CVE-2026-32527
Missing Authorization in WP Insightly Plugin Affects Multiple Form Builders
Publication date: 2026-03-25
Last updated on: 2026-04-29
Assigner: Patchstack
Description
Description
CVSS Scores
EPSS Scores
| Probability: | |
| Percentile: |
Meta Information
Affected Vendors & Products
| Vendor | Product | Version / Range |
|---|---|---|
| crm_perks | wp_insightly_for_contact_form_7 | to 1.1.5 (inc) |
| wpforms | wpforms | to 1.1.5 (inc) |
| elementor | elementor | to 1.1.5 (inc) |
| formidable | formidable | to 1.1.5 (inc) |
| ninja_forms | ninja_forms | to 1.1.5 (inc) |
Helpful Resources
Exploitability
| CWE ID | Description |
|---|---|
| CWE-862 | The product does not perform an authorization check when an actor attempts to access a resource or perform an action. |
Attack-Flow Graph
AI Powered Q&A
Can you explain this vulnerability to me?

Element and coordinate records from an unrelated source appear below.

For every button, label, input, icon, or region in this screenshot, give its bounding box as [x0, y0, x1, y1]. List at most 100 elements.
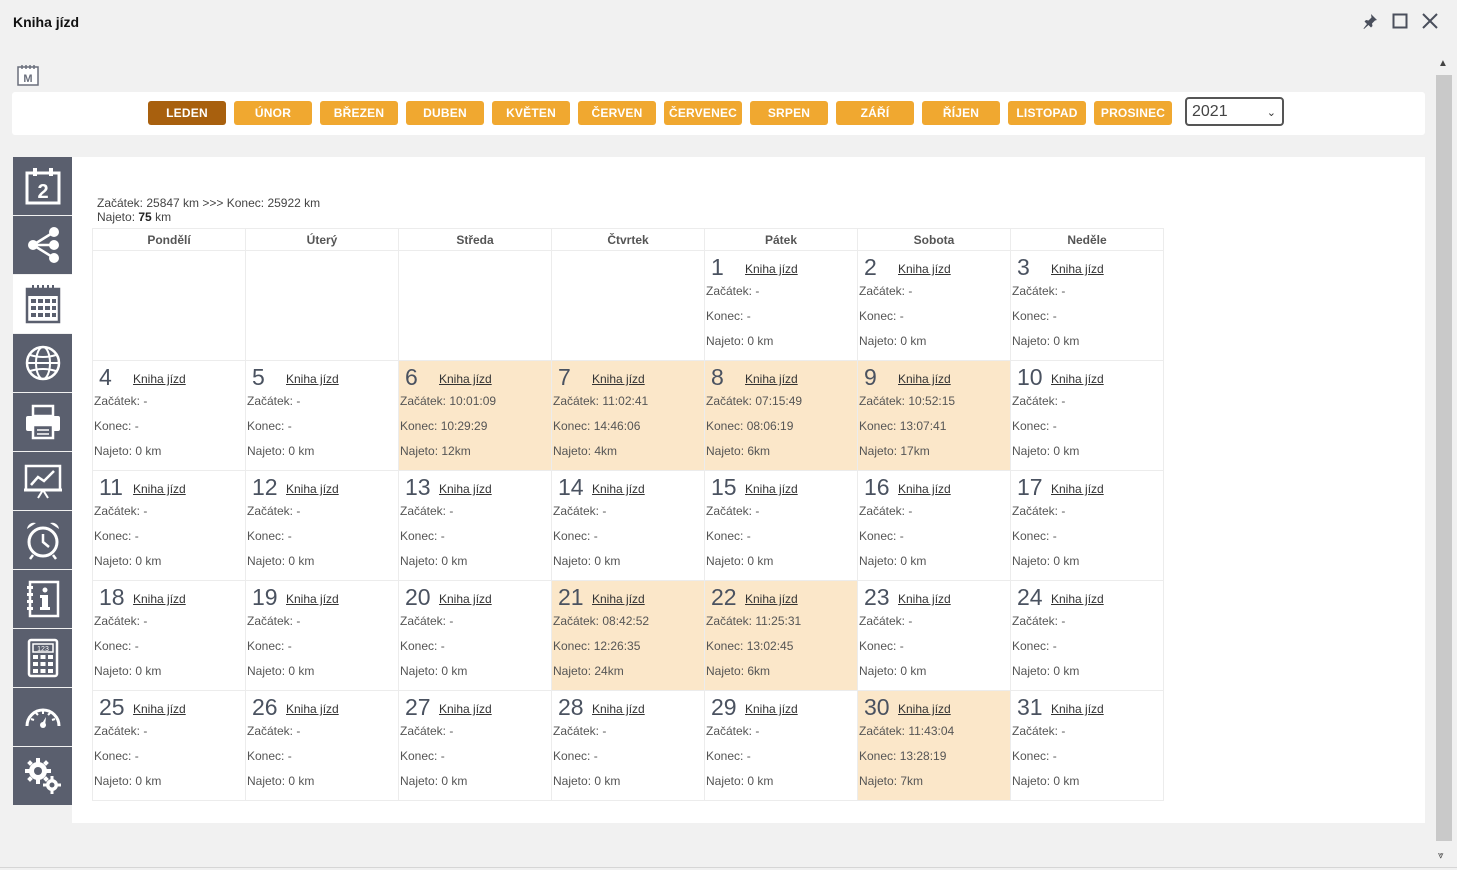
calendar-body: 1 Kniha jízd Začátek: - Konec: - Najeto: 0 k…: [92, 250, 1164, 801]
day-number: 29: [711, 694, 737, 720]
month-button-brezen[interactable]: BŘEZEN: [320, 101, 398, 125]
kniha-jizd-link[interactable]: Kniha jízd: [745, 702, 798, 716]
sidebar-item-day[interactable]: 2: [13, 157, 72, 216]
calendar-day-cell: 21 Kniha jízd Začátek: 08:42:52 Konec: 12:2…: [551, 580, 705, 691]
kniha-jizd-link[interactable]: Kniha jízd: [1051, 262, 1104, 276]
info-book-icon: [26, 580, 59, 618]
kniha-jizd-link[interactable]: Kniha jízd: [439, 372, 492, 386]
sidebar-item-calendar[interactable]: [13, 275, 72, 334]
month-button-unor[interactable]: ÚNOR: [234, 101, 312, 125]
kniha-jizd-link[interactable]: Kniha jízd: [592, 592, 645, 606]
kniha-jizd-link[interactable]: Kniha jízd: [898, 592, 951, 606]
month-button-cervenec[interactable]: ČERVENEC: [664, 101, 742, 125]
day-driven-km: Najeto: 0 km: [400, 664, 468, 678]
month-button-srpen[interactable]: SRPEN: [750, 101, 828, 125]
scroll-up-icon[interactable]: ▲: [1438, 58, 1448, 69]
calendar-day-cell: 12 Kniha jízd Začátek: - Konec: - Najeto: 0 …: [245, 470, 399, 581]
kniha-jizd-link[interactable]: Kniha jízd: [1051, 702, 1104, 716]
sidebar-item-chart[interactable]: [13, 452, 72, 511]
weekday-header: Úterý: [245, 228, 399, 251]
day-start-time: Začátek: -: [247, 394, 301, 408]
day-number: 15: [711, 474, 737, 500]
close-icon[interactable]: [1420, 11, 1440, 31]
kniha-jizd-link[interactable]: Kniha jízd: [286, 702, 339, 716]
sidebar-item-print[interactable]: [13, 393, 72, 452]
scrollbar-thumb[interactable]: [1436, 75, 1452, 841]
kniha-jizd-link[interactable]: Kniha jízd: [286, 482, 339, 496]
day-end-time: Konec: -: [400, 529, 445, 543]
sidebar-item-speedometer[interactable]: [13, 688, 72, 747]
kniha-jizd-link[interactable]: Kniha jízd: [286, 592, 339, 606]
sidebar-item-alarm[interactable]: [13, 511, 72, 570]
kniha-jizd-link[interactable]: Kniha jízd: [133, 702, 186, 716]
sidebar-item-settings[interactable]: [13, 747, 72, 806]
month-button-cerven[interactable]: ČERVEN: [578, 101, 656, 125]
calendar-day-cell: 26 Kniha jízd Začátek: - Konec: - Najeto: 0 …: [245, 690, 399, 801]
day-header: 13 Kniha jízd: [399, 471, 551, 499]
day-start-time: Začátek: -: [400, 504, 454, 518]
day-number: 2: [864, 254, 877, 280]
day-start-time: Začátek: -: [553, 504, 607, 518]
calendar-day-cell: 17 Kniha jízd Začátek: - Konec: - Najeto: 0 …: [1010, 470, 1164, 581]
sidebar-item-calculator[interactable]: 123: [13, 629, 72, 688]
kniha-jizd-link[interactable]: Kniha jízd: [439, 592, 492, 606]
sidebar-item-globe[interactable]: [13, 334, 72, 393]
year-select[interactable]: 2021 ⌄: [1185, 97, 1284, 126]
resize-grip-icon[interactable]: ⩔: [1438, 850, 1444, 861]
divider: [0, 867, 1457, 868]
maximize-icon[interactable]: [1390, 11, 1410, 31]
kniha-jizd-link[interactable]: Kniha jízd: [898, 702, 951, 716]
kniha-jizd-link[interactable]: Kniha jízd: [898, 482, 951, 496]
day-end-time: Konec: -: [859, 309, 904, 323]
kniha-jizd-link[interactable]: Kniha jízd: [133, 482, 186, 496]
weekday-header: Středa: [398, 228, 552, 251]
month-button-listopad[interactable]: LISTOPAD: [1008, 101, 1086, 125]
kniha-jizd-link[interactable]: Kniha jízd: [592, 702, 645, 716]
day-number: 27: [405, 694, 431, 720]
day-driven-km: Najeto: 6km: [706, 664, 771, 678]
day-driven-km: Najeto: 0 km: [247, 554, 315, 568]
calendar-day-cell: 19 Kniha jízd Začátek: - Konec: - Najeto: 0 …: [245, 580, 399, 691]
day-driven-km: Najeto: 0 km: [1012, 444, 1080, 458]
kniha-jizd-link[interactable]: Kniha jízd: [898, 372, 951, 386]
kniha-jizd-link[interactable]: Kniha jízd: [745, 262, 798, 276]
kniha-jizd-link[interactable]: Kniha jízd: [439, 482, 492, 496]
day-end-time: Konec: -: [400, 749, 445, 763]
calendar-panel: Začátek: 25847 km >>> Konec: 25922 km Na…: [72, 157, 1425, 823]
kniha-jizd-link[interactable]: Kniha jízd: [592, 482, 645, 496]
kniha-jizd-link[interactable]: Kniha jízd: [745, 372, 798, 386]
sidebar-item-tree[interactable]: [13, 216, 72, 275]
day-driven-km: Najeto: 24km: [553, 664, 624, 678]
day-end-time: Konec: -: [94, 529, 139, 543]
month-button-duben[interactable]: DUBEN: [406, 101, 484, 125]
month-button-zari[interactable]: ZÁŘÍ: [836, 101, 914, 125]
kniha-jizd-link[interactable]: Kniha jízd: [592, 372, 645, 386]
calendar-day-cell: 16 Kniha jízd Začátek: - Konec: - Najeto: 0 …: [857, 470, 1011, 581]
pin-icon[interactable]: [1360, 11, 1380, 31]
sidebar-item-info[interactable]: [13, 570, 72, 629]
kniha-jizd-link[interactable]: Kniha jízd: [898, 262, 951, 276]
kniha-jizd-link[interactable]: Kniha jízd: [745, 482, 798, 496]
day-number: 1: [711, 254, 724, 280]
kniha-jizd-link[interactable]: Kniha jízd: [286, 372, 339, 386]
km-driven: Najeto: 75 km: [97, 210, 172, 224]
day-number: 28: [558, 694, 584, 720]
kniha-jizd-link[interactable]: Kniha jízd: [439, 702, 492, 716]
kniha-jizd-link[interactable]: Kniha jízd: [1051, 592, 1104, 606]
kniha-jizd-link[interactable]: Kniha jízd: [745, 592, 798, 606]
month-view-icon[interactable]: M: [16, 63, 40, 87]
vertical-scrollbar[interactable]: ▲ ⩔: [1435, 58, 1453, 866]
month-button-prosinec[interactable]: PROSINEC: [1094, 101, 1172, 125]
kniha-jizd-link[interactable]: Kniha jízd: [1051, 482, 1104, 496]
day-end-time: Konec: -: [706, 749, 751, 763]
day-end-time: Konec: -: [247, 419, 292, 433]
day-start-time: Začátek: 10:01:09: [400, 394, 497, 408]
month-button-rijen[interactable]: ŘÍJEN: [922, 101, 1000, 125]
kniha-jizd-link[interactable]: Kniha jízd: [133, 372, 186, 386]
day-driven-km: Najeto: 12km: [400, 444, 471, 458]
kniha-jizd-link[interactable]: Kniha jízd: [1051, 372, 1104, 386]
month-button-leden[interactable]: LEDEN: [148, 101, 226, 125]
kniha-jizd-link[interactable]: Kniha jízd: [133, 592, 186, 606]
month-button-kveten[interactable]: KVĚTEN: [492, 101, 570, 125]
calendar-day-cell: 20 Kniha jízd Začátek: - Konec: - Najeto: 0 …: [398, 580, 552, 691]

CVE-2026-32527 is a Missing Authorization vulnerability in the WordPress plugin "WP Insightly for Contact Form 7, WPForms, Elementor, Formidable and Ninja Forms" versions up to and including 1.1.5.
This vulnerability is a Broken Access Control issue caused by missing authorization, authentication, or nonce token checks in certain functions of the plugin.
It allows unprivileged users, such as subscribers or developers, to perform actions that should be restricted to higher privileged roles.
The issue falls under the OWASP Top 10 category A1: Broken Access Control.
How can this vulnerability impact me? :
This vulnerability can allow unauthorized users to perform privileged actions within the affected WordPress plugin.
Such unauthorized actions can lead to potential compromise of website functionality or data integrity.
Because the vulnerability can be exploited by low-privilege users, it increases the risk of mass exploitation campaigns targeting many websites.
If exploited, it could result in unauthorized access or manipulation of contact form data or other plugin-related features.
Users are strongly advised to update to version 1.1.6 or later to mitigate this risk.
How can this vulnerability be detected on my network or system? Can you suggest some commands?
This vulnerability arises from missing authorization, authentication, or nonce token checks in certain functions of the WP Insightly plugin, allowing unprivileged users to perform restricted actions.
Detection can involve monitoring for unusual or unauthorized access attempts to the plugin's endpoints or functions, especially those that should require higher privilege levels.
While specific commands are not provided, network administrators can use web server logs or intrusion detection systems to look for suspicious POST or GET requests targeting the plugin's URLs or parameters.
Additionally, scanning the installed plugin version to verify if it is at or below 1.1.5 can help identify vulnerable installations.
What immediate steps should I take to mitigate this vulnerability?
The primary immediate step is to update the WP Insightly plugin to version 1.1.6 or later, which contains the patch for this broken access control vulnerability.
For those unable to update immediately, applying the mitigation rule provided by Patchstack can block exploitation attempts until the plugin is patched.
Enabling automatic updates for vulnerable plugins and using continuous security intelligence services can also help protect WordPress sites from exploitation.
How does this vulnerability affect compliance with common standards and regulations (like GDPR, HIPAA)?:
The provided information does not specify any direct impact of this vulnerability on compliance with common standards and regulations such as GDPR or HIPAA.